The enhancements that we apply on top of Relay's connection spec include:

  • totalCount - the total number of records matching the query (excluding cursor/limit/offset constraints); note that this does count(*) and thus has a performance overhead
  • nodes - just the nodes (no edge wrapper) useful if you don't need the cursor for every entry and want a simple data structure
  • PageInfo.startCursor and PageInfo.endCursor - useful for pagination if you use nodes { ... } rather than edges { cursor, node { ... } }

Many connections (specifically those coming from tables, views and relations) support filtering the return results with a conditon.

Advice

Connections are a bit more complex than lists and thus have a performance overhead. This is generally a justified trade-off in that it gives you more future flexibility (meaning you can stick to GraphQL's "versionless schema" ideal) and a feature that regular pagination cannot give you (namely cursor pagination, which is highly effective in infinite scrolling contexts where the underlying data is constantly being added to, such as news feeds). However, if performance is critical to you or if you prefer simple lists over GraphQL connections then you can use behaviors to configure your preferences. To enable lists and disable connections, you might add something like this to your preset:

graphile.config.mjs
const preset = {
schema: {
defaultBehavior: "-connection +list",
},
};

You can also enable both with +connection +list. You can even configure this on a per-entity basis with smart tags if you like!

Benchmarking

If you're comparing the performance of two GraphQL servers be sure to make sure the comparison is fair by using either lists on both or connections on both. You can have PostGraphile generate lists rather than connections by using the defaultBehavior setting detailed in the advice above.

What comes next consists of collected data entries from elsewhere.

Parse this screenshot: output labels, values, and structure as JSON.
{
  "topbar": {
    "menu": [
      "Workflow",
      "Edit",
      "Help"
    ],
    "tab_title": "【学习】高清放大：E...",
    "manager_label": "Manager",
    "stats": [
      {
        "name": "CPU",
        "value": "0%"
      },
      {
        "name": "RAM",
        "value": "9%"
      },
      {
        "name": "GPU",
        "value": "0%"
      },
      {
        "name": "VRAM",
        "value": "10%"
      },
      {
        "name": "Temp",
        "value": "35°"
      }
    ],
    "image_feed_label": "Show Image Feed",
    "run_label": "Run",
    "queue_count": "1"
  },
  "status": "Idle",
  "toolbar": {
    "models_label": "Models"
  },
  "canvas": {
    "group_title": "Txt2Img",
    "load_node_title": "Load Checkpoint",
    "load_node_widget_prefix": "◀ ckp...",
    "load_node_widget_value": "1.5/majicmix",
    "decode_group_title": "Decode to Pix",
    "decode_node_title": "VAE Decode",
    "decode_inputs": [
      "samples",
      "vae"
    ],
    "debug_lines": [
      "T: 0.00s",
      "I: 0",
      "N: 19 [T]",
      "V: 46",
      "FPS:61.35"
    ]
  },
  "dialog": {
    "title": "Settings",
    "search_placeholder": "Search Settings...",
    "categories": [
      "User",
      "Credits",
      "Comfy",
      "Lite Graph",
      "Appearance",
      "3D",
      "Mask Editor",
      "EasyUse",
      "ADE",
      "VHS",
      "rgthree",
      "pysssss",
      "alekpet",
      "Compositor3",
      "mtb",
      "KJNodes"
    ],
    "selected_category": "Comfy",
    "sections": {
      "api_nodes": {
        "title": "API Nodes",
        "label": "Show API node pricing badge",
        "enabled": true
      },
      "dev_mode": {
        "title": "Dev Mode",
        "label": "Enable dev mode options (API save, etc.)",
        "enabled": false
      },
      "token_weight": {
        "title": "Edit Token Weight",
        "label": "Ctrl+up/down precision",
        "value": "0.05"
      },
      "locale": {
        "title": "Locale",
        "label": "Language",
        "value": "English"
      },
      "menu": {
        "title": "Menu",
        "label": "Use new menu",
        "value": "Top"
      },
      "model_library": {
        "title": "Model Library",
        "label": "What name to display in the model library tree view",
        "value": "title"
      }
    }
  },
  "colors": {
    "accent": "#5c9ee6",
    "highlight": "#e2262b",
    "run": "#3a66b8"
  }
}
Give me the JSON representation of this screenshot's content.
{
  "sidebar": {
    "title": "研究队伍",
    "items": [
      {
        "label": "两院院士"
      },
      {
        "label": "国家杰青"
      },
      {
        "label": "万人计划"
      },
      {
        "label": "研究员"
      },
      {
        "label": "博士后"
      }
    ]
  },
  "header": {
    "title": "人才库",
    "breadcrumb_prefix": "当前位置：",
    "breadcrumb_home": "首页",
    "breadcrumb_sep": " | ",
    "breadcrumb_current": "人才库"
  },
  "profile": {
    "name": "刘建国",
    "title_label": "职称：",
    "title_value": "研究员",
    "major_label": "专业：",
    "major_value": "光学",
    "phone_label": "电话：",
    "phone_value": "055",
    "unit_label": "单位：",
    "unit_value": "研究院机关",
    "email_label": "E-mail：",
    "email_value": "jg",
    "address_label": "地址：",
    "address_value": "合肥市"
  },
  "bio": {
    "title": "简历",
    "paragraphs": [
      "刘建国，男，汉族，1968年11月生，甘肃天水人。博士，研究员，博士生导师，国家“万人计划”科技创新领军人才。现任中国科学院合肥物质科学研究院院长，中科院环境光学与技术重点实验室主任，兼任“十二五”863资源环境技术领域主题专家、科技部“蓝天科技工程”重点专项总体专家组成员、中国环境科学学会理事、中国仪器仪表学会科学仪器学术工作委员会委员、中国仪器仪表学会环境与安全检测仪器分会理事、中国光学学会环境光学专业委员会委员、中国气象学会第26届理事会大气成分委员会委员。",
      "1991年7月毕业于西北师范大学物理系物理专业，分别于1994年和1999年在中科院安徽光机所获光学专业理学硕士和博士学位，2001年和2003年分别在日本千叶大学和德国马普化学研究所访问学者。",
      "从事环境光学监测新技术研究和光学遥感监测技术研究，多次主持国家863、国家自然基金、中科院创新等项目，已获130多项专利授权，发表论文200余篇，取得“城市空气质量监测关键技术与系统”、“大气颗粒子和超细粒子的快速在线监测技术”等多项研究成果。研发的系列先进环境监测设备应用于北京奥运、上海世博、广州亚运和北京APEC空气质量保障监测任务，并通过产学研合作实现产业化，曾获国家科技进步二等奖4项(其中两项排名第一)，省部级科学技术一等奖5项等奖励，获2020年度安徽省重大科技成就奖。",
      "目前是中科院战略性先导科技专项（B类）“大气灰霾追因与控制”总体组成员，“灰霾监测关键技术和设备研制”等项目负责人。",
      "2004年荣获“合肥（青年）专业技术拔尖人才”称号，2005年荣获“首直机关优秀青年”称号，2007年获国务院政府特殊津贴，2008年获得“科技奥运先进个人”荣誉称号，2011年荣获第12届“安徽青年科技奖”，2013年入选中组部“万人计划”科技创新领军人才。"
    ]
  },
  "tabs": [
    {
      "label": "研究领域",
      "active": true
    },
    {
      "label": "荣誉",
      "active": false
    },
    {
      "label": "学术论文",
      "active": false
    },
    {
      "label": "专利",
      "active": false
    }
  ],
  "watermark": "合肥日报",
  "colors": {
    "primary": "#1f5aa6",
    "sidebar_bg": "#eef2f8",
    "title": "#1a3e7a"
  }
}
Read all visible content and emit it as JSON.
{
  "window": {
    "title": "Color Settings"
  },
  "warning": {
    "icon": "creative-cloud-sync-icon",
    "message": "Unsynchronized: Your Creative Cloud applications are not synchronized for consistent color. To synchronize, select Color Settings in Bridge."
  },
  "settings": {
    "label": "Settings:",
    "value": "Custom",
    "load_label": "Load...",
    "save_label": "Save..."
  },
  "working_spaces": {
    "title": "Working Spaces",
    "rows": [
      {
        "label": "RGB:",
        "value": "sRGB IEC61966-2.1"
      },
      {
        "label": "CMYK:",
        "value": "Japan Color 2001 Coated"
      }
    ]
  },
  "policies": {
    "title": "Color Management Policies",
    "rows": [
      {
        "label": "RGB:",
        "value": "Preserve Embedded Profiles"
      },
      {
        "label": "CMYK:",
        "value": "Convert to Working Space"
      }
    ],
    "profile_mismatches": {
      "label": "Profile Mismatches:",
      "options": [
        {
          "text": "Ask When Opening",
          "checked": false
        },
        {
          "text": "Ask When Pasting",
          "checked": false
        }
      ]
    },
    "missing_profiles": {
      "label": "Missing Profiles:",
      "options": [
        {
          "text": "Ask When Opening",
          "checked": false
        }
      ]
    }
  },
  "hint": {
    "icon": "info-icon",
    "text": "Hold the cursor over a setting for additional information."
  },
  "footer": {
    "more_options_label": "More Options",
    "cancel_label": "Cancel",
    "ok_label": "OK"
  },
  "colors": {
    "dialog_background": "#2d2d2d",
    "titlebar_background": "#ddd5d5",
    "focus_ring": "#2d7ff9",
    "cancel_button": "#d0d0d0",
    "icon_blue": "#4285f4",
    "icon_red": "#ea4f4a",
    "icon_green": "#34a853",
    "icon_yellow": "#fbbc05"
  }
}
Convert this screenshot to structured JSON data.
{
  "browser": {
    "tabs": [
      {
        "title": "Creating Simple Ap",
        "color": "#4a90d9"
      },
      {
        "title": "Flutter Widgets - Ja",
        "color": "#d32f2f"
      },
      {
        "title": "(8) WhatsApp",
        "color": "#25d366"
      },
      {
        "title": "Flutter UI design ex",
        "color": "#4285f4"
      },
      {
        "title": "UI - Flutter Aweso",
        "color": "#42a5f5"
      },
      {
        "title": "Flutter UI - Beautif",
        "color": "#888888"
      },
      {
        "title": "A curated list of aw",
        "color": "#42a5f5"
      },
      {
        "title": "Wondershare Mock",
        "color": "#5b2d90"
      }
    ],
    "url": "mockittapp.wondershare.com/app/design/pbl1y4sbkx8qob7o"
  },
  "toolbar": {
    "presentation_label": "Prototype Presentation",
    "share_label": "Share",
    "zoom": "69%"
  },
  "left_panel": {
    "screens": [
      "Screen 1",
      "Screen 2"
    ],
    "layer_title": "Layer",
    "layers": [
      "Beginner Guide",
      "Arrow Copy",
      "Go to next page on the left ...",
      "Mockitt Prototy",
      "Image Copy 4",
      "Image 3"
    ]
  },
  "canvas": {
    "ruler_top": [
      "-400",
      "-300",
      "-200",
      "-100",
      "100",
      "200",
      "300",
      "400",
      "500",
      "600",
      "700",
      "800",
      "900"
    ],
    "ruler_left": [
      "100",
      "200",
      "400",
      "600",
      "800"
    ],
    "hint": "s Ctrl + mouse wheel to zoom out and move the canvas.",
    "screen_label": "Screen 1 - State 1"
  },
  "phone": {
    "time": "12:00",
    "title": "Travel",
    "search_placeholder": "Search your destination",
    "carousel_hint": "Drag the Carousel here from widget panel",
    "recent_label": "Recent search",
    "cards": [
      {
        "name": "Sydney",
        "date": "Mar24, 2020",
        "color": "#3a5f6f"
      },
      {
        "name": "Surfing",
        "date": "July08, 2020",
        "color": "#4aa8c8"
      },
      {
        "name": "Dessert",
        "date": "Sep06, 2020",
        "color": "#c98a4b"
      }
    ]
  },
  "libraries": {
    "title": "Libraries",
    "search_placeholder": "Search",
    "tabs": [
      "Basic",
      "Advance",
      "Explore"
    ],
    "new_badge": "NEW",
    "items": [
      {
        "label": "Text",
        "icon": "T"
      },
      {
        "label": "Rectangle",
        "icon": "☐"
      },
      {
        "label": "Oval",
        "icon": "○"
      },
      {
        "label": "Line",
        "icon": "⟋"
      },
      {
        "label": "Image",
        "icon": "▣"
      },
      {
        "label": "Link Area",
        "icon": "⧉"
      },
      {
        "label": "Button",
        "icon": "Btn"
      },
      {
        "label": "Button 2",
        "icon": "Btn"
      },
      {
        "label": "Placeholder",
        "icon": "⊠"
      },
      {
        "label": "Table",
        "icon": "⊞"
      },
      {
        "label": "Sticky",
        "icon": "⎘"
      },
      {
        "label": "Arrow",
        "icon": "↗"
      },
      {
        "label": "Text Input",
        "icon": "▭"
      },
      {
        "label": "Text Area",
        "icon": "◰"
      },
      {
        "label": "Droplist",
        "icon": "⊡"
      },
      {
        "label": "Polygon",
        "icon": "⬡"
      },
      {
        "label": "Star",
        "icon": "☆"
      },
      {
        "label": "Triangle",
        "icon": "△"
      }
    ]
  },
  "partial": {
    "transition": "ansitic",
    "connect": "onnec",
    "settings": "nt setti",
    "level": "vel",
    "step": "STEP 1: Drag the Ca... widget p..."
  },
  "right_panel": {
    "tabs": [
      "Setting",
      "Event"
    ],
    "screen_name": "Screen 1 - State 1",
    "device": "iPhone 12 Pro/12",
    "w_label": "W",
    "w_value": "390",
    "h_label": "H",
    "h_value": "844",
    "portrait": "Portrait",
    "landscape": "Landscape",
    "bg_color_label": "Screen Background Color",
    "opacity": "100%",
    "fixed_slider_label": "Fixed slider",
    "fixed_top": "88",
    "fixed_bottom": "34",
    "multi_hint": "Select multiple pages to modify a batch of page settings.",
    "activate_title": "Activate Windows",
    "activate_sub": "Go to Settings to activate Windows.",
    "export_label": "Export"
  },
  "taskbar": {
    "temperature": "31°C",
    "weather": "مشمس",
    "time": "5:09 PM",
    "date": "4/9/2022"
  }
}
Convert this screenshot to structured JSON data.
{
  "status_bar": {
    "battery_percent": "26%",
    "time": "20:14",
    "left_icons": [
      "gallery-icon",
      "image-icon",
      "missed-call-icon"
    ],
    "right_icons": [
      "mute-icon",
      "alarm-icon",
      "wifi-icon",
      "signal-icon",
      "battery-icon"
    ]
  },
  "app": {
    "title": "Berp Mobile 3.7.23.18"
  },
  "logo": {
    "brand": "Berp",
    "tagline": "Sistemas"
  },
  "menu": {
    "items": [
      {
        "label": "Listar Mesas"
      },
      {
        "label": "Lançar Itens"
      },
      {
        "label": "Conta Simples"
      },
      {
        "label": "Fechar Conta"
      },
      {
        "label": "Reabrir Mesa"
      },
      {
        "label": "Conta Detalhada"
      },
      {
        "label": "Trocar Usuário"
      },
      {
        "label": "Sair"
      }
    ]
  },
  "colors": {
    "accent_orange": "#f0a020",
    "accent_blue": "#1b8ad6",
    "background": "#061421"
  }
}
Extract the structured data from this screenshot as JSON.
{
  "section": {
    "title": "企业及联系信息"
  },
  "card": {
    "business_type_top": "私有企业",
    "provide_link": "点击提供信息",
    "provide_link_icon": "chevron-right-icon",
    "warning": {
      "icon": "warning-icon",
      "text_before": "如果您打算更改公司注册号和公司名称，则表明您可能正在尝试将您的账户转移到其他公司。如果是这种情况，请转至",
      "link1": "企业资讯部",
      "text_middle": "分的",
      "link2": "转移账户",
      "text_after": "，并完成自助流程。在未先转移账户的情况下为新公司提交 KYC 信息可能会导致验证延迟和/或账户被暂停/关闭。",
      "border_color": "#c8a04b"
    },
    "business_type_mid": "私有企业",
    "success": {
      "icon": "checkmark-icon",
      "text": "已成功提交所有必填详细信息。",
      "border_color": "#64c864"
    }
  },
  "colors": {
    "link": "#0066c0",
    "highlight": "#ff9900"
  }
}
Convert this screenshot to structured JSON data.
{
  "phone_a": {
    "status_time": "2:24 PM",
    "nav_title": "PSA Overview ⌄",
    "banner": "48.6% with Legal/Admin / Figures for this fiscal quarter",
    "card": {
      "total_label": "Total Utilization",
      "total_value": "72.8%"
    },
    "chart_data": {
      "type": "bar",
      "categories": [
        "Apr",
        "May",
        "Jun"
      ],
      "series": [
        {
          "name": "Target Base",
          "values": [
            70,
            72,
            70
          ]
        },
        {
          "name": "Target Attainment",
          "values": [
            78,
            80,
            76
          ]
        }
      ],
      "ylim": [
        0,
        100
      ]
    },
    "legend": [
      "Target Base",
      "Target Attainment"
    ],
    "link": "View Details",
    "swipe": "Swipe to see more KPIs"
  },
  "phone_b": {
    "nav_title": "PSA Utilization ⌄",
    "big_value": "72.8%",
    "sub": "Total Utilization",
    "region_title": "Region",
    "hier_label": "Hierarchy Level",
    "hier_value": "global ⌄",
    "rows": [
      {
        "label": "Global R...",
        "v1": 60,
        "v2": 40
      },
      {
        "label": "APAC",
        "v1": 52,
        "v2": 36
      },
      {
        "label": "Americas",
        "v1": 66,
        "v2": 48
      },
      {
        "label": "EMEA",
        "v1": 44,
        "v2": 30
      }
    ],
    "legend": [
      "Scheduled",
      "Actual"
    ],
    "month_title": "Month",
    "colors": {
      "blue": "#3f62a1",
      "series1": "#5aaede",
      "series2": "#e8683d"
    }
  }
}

If you read a research paper comparing performance of different GraphQL servers and they don't ensure basic equivalence by using either lists on both or connections on both then the results of that research are questionable at best. We advise that you don't base any decisions on such low effort research.

Should you wish to do a fair comparison between PostGraphile and any other software feel free to reach out for advice on how to make the PostGraphile schema as similar as possible to the target schema. PostGraphile is highly configurable and although it uses best practices such as connections by default you can easily change settings to match other offerings which may have defaults that prioritize performance or simplicity over GraphQL best practices.